歯列矯正によってコンプレックスであった歯並びが改善されることで、自分に自信を持てるようになり、人との関わりも積極的になる方も多いです。
歯磨きをしやすくして虫歯を予防する
歯並びが悪いと、歯磨きをしたときに歯ブラシが隅々まで行き届かずに、磨き残しが増えてしまいます。
そうすると、虫歯や歯周病の原因となり、大切な歯の寿命を短くするばかりか、最悪の場合抜歯せざるを得なくなることも考えられるのです。
歯列矯正で歯並びを改善することができれば、歯磨きがしやすくなり、虫歯や歯周病などの歯の病気にかかるリスクを減らすことができます。
噛み合わせを良くする
歯には、ものを噛んだりすり潰したりする役割がありますが、上の歯列と下の歯列が正常に噛み合っていないと歯や口周りの筋肉、顎の関節が機能的に働かず、それぞれに過剰な負担を与えることになります。
ものがうまく噛めないだけでなく、
- 頭痛
- 肩こり
- 顎関節症
- 体調不良
- 顔の歪み
などの症状を引き起こす可能性もあるのです。
歯列矯正によって噛み合わせが良くなれば、しっかり噛んで食べられるようになるほか、上記のようなトラブルが発生するのを防げます。
正しく発音できるようにする
歯並びが悪く、歯と歯の間に隙間がある状態の人は、発音する際に空気が漏れて正しく発音できないケースがあります。
特に「サ行」や「タ行」がうまく発音できない人は、歯並びに問題がある場合が多いです。

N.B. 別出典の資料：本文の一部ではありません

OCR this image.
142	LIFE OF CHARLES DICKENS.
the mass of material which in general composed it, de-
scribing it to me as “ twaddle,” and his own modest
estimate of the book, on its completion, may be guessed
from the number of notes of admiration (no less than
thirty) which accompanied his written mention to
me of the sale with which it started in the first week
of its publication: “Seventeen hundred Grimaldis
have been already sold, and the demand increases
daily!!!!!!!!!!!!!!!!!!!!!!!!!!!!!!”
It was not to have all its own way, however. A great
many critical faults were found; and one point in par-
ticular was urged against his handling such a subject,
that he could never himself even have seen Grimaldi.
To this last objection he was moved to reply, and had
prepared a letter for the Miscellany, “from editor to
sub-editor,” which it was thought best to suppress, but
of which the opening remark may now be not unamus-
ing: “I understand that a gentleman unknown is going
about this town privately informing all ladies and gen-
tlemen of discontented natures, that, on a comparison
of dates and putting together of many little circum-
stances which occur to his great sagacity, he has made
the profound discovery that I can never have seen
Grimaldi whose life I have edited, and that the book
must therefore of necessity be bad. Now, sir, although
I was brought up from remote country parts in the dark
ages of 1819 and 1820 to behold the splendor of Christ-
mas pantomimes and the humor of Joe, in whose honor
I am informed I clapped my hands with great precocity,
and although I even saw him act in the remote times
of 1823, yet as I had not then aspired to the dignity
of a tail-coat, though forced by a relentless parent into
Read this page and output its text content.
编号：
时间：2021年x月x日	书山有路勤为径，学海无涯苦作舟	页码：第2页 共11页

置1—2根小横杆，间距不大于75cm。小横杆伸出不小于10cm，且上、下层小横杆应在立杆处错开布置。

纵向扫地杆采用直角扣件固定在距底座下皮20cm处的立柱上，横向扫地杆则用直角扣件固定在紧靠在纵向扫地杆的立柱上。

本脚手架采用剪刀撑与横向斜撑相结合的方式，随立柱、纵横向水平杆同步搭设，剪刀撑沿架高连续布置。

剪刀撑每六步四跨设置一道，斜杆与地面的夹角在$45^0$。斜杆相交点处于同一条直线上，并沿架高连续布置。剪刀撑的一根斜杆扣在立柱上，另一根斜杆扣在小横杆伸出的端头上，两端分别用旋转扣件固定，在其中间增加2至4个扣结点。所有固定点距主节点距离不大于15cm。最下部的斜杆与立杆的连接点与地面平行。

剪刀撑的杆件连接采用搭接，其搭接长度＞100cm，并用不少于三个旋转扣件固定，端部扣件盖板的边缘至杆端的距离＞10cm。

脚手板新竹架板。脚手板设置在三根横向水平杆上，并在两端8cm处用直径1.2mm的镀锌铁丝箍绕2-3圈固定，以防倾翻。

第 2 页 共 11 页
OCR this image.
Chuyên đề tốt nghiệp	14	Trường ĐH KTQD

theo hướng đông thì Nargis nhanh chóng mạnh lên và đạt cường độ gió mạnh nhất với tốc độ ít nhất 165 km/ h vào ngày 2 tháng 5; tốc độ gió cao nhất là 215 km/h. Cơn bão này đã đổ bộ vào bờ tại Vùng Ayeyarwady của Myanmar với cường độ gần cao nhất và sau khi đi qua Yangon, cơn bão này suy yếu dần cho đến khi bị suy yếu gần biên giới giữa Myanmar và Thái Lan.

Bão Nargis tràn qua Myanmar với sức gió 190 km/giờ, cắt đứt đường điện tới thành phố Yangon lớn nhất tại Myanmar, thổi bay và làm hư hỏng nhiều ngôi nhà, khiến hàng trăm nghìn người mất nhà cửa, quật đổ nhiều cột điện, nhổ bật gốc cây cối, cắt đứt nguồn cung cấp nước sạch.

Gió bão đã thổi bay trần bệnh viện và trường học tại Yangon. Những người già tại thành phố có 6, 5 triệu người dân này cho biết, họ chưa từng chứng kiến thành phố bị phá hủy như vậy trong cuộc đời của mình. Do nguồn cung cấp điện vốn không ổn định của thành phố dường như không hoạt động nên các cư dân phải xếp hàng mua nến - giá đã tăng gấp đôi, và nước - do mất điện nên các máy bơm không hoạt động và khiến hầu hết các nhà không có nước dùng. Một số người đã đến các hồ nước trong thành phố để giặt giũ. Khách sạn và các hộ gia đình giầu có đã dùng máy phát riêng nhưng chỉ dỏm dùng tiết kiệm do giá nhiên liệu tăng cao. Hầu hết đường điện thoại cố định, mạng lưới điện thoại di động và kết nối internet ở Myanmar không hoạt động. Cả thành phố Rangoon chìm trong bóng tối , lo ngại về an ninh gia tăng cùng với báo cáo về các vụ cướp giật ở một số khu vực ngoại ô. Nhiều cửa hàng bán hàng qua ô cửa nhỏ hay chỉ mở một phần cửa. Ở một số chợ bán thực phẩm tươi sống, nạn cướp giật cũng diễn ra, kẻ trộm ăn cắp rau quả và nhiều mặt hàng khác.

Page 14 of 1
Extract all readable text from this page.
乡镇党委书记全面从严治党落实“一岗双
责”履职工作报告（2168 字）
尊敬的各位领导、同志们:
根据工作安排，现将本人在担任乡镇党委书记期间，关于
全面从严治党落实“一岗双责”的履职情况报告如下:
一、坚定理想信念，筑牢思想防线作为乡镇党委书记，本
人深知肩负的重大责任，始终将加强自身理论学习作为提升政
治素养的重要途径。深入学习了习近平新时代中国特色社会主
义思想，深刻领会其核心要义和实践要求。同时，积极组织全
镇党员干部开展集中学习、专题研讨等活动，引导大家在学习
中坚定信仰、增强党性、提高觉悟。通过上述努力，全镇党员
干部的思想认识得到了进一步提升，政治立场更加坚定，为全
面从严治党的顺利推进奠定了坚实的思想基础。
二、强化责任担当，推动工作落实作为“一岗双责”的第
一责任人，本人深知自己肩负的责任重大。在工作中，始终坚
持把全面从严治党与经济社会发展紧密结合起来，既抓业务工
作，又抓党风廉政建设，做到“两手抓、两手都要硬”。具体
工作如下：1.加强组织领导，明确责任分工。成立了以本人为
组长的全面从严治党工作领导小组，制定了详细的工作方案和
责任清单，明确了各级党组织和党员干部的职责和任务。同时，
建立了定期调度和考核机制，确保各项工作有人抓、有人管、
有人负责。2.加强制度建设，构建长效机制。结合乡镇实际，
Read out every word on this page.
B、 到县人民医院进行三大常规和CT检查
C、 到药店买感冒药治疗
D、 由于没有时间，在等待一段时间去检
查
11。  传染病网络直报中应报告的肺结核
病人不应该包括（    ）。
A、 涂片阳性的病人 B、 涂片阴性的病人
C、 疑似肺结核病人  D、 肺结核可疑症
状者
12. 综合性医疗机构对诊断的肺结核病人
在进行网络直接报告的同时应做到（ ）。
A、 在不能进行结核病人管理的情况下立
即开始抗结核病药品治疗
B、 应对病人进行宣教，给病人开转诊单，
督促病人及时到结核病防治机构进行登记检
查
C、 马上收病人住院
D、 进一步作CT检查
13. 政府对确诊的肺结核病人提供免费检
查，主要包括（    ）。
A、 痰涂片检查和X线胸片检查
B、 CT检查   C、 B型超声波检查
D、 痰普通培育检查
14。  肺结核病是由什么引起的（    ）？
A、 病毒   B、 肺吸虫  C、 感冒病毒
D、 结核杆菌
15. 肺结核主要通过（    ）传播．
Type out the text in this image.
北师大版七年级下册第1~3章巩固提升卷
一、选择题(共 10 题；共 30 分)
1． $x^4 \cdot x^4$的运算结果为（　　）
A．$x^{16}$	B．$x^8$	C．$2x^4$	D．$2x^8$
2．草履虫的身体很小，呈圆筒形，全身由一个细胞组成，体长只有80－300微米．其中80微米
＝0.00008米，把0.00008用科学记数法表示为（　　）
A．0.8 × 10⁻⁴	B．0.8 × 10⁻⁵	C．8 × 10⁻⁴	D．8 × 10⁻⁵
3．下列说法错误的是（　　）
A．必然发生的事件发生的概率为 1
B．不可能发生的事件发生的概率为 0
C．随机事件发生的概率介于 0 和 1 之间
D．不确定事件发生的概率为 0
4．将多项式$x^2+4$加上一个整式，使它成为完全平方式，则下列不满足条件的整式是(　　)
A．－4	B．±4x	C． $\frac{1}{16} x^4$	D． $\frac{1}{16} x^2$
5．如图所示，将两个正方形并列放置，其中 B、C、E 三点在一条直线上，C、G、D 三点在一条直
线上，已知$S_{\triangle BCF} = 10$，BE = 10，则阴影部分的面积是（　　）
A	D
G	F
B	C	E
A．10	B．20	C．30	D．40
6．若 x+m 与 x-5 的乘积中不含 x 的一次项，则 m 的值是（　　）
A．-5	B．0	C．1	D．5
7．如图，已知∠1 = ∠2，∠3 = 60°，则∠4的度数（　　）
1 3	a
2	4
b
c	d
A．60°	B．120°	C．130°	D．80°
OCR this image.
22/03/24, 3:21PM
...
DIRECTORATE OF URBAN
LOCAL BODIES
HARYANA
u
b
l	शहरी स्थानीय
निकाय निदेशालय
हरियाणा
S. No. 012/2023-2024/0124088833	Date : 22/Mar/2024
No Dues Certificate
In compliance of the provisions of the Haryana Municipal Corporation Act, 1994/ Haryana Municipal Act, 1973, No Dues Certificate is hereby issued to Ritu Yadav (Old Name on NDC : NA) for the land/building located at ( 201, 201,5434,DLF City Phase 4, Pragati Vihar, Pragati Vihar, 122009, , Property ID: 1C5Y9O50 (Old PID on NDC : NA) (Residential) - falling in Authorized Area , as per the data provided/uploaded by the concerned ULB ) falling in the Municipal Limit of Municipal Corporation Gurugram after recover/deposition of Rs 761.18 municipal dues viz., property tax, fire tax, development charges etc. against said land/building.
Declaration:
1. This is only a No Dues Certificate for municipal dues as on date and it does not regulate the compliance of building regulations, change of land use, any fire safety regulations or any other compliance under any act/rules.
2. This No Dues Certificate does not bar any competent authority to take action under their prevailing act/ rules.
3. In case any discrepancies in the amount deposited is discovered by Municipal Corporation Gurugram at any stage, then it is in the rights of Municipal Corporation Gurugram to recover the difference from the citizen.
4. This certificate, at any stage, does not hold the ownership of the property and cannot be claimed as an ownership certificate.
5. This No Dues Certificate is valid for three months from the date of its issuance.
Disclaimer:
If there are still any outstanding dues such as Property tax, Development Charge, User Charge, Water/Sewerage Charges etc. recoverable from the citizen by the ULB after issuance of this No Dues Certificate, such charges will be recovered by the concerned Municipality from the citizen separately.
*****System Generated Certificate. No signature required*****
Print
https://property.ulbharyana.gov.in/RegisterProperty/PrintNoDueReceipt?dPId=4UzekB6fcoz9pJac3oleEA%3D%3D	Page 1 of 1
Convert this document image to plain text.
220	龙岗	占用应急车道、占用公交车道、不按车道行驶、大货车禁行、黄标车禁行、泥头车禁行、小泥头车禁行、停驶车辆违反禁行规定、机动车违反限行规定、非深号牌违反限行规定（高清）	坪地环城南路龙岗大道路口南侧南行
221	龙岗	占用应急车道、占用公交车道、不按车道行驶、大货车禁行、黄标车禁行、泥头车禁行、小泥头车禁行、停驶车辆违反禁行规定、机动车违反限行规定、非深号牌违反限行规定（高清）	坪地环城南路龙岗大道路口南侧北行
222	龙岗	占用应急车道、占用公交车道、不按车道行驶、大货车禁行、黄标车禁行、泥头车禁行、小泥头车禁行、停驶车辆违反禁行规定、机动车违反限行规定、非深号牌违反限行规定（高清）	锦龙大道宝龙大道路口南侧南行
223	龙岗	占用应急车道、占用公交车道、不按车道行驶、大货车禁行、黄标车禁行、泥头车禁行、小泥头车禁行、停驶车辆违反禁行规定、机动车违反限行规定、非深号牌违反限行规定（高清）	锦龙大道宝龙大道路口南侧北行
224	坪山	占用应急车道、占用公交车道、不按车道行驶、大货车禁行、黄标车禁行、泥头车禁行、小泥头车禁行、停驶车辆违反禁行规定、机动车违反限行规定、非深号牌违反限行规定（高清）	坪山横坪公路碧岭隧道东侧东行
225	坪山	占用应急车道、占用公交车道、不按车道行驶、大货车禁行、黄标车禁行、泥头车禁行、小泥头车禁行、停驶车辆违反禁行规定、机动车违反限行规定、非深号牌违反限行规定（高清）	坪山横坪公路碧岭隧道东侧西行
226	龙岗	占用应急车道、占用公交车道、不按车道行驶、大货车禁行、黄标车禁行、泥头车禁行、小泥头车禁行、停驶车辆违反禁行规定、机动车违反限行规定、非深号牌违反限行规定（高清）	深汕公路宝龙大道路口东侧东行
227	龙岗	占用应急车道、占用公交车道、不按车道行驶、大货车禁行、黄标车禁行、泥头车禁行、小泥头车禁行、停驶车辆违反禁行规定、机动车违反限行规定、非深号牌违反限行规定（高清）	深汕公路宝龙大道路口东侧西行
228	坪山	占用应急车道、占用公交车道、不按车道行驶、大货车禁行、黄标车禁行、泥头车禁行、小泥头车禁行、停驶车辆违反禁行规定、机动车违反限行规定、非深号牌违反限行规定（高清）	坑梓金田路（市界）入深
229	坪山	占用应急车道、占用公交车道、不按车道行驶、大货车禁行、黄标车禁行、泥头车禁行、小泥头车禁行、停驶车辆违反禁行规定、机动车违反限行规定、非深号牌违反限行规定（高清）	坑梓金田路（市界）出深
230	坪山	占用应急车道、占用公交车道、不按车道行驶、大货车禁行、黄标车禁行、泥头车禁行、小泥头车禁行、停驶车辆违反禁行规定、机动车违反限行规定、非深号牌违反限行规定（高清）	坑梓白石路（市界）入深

歯列矯正をして歯と歯の隙間がなくなると、しっかり発音できるようになるでしょう。
健康状態を良くする
歯並びが原因でしっかり噛めなくなると、胃腸に大きな負担がかかります。
歯列矯正によって嚙み合わせが改善されると、しっかり咀嚼できるようになり、唾液の機能がうまく働くことで消化吸収を助け、胃腸への負担を減らすことになります。
また、歯並びや噛み合わせが悪いと、全身に負担がかかり、頭痛や肩こりを引き起こす可能性があります。
しかし、噛み合わせが良くなることで体の不調が改善され、健康状態が良くなるという嬉しいメリットもあるのです。
メリットが多いが痩せるために矯正治療を受けるのはNG!
矯正治療で痩せる理由について解説しました。
歯列矯正を行うと、以下の理由から痩せる可能性があります。
- 痛くて食欲が出ない
- 矯正装置の違和感や食べづらさで食事が減る
- 間食が減る
- 糖分のある飲み物をあまり飲まなくなる
- 治療後にしっかり噛むことができる
- バランス感覚が良くなり運動能力が上がる
- フェイスラインがスッキリして痩せて見える
ですが、歯列矯正の本来の目的は歯並びや噛み合わせを整えるものであり、歯列矯正そのものに痩せる効果はないため、ダイエット目的で利用するのはおすすめできません。
歯列矯正は、歯並びや噛み合わせを良くして見た目を改善したり、虫歯を予防したり、ものをうまく噛めるようにしたりする目的なので、本来の目的に合わせた矯正治療を行いましょう。